Ma dernière lecture : La Toute Dernière Fois de Laure Manel.

2 - La Toute Dernière Fois

La Toute Dernière Fois est un recueil de très courtes nouvelles, petites tranches de vie. Comme son nom l’indique, il raconte des dernières fois, graves ou légères, définitives ou pas. Des pertes, des ruptures, des expériences, des joies, des découvertes, des défauts, des mésaventures… Des jeunes et des vieux, des maladresses et des plaisirs, des rires et des larmes. Laure Manel, toujours si douée pour dépeindre des vies humaines dans toute leur douce simplicité, nous entraîne encore une fois dans son monde, nous touche à chaque fois en nous faisant rentrer dans cette multitude d’existences. Un petit moment de plaisir et de tendresse à savourer.

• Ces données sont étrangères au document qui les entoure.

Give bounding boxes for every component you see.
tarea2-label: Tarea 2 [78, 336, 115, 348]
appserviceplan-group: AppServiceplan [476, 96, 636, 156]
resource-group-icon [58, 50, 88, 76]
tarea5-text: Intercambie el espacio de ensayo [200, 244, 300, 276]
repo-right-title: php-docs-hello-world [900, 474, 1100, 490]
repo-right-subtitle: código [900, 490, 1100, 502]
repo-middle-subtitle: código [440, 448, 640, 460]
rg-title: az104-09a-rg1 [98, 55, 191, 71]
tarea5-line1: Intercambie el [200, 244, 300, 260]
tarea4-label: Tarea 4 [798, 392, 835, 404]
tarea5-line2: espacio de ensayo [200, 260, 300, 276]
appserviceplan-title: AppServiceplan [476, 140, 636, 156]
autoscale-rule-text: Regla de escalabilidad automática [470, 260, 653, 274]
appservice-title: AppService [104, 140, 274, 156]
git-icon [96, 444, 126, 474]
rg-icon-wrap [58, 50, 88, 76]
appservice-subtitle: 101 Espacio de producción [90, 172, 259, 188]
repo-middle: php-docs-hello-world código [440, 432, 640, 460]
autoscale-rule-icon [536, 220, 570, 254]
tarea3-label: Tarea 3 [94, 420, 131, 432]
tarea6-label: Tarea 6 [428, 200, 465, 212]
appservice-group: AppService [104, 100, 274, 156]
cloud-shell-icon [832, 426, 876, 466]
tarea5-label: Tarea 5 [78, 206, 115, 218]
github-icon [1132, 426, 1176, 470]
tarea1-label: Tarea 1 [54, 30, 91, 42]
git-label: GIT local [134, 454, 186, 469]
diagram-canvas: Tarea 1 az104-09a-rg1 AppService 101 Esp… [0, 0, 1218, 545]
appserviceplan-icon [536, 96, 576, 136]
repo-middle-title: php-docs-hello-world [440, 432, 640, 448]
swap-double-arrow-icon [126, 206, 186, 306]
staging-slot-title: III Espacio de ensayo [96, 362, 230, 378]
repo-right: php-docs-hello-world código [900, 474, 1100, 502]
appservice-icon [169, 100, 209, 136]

J’en profite pour recommander d’autres belles œuvres de cette auteur aussi adorable que talentueuse : romance épistolaire avec Histoire d’@, aventure humaine entre comédie et profondeur pour L’embarras du choix, et enfin le bouleversant La Délicatesse du hérisson, mon préféré. Laure est récemment passée de l’autoédition à l’édition tout court et elle le mérite bien !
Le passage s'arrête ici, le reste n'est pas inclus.